Misc

Le VPH est-il héréditaire?


Il existe plus de 100 types de souches de papillomavirus humain (HPV). Cependant, une trentaine seulement de ces souches sont en réalité des infections sexuellement transmissibles (IST), responsables du VPH génital et d'une infection des muqueuses et de la peau par contact cutané. Malheureusement, le VPH est asymptomatique. les personnes qui contractent cette IST sont souvent prises au dépourvu, sauf si des verrues génitales se développent ou si elles sont attrapées par un médecin. La plupart des hommes et des femmes chez qui on a diagnostiqué le VPH évitent de développer un symptôme grave ou un problème de santé.

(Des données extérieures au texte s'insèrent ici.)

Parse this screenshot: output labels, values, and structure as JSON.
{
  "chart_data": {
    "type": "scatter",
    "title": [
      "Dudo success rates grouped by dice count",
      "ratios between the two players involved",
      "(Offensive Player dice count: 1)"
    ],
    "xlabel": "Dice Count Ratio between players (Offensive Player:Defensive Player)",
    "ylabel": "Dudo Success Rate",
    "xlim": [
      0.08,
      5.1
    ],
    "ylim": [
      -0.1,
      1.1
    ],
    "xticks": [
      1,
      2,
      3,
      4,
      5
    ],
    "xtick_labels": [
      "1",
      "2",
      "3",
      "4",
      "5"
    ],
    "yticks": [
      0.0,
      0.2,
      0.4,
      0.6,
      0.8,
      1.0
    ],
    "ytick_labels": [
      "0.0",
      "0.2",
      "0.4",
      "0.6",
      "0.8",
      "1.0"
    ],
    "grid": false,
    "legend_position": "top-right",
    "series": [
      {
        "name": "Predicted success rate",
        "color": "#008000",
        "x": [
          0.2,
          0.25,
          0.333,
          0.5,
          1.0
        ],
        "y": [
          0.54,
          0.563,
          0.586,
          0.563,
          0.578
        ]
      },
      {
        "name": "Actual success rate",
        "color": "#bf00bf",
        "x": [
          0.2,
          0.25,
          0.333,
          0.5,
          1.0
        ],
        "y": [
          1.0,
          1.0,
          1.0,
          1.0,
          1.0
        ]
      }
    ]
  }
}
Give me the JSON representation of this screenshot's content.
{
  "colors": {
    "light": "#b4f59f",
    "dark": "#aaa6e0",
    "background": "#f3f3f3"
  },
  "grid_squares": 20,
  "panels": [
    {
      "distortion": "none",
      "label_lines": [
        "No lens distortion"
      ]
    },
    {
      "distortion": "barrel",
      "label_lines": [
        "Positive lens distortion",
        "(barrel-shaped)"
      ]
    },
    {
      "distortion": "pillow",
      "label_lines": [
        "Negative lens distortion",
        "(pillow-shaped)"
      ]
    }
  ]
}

Symptômes et conséquences sur la santé

Les souches de HPV à faible risque causent des verrues génitales, tandis que les souches à haut risque pourraient causer le cancer du col utérin ou d'autres formes rares de cancer. Les personnes dont le test de dépistage du VPH est positif se classent dans la catégorie de risque faible ou élevé en fonction des résultats d'une biopsie. Quelle que soit leur classification, environ 90% des personnes infectées trouvent que le système immunitaire s’occupe naturellement de l’infection dans les deux ans.

Être infecté par le VPH

Le VPH n'est pas une infection héréditaire, car il est transmis par contact génital lors d'un rapport sexuel vaginal ou anal. Dans de rares cas, les femmes enceintes transmettent accidentellement le VPH aux nouveau-nés lors d'un accouchement par voie vaginale. Le bébé pourrait avoir des verrues génitales dans la gorge, également appelées papillomavirus respiratoire récurrent (PRP). Cependant, il n'est pas recommandé aux femmes enceintes atteintes de verrues génitales de choisir une césarienne, car rien n'indique que les naissances par césarienne préviennent le PRP chez le nouveau-né.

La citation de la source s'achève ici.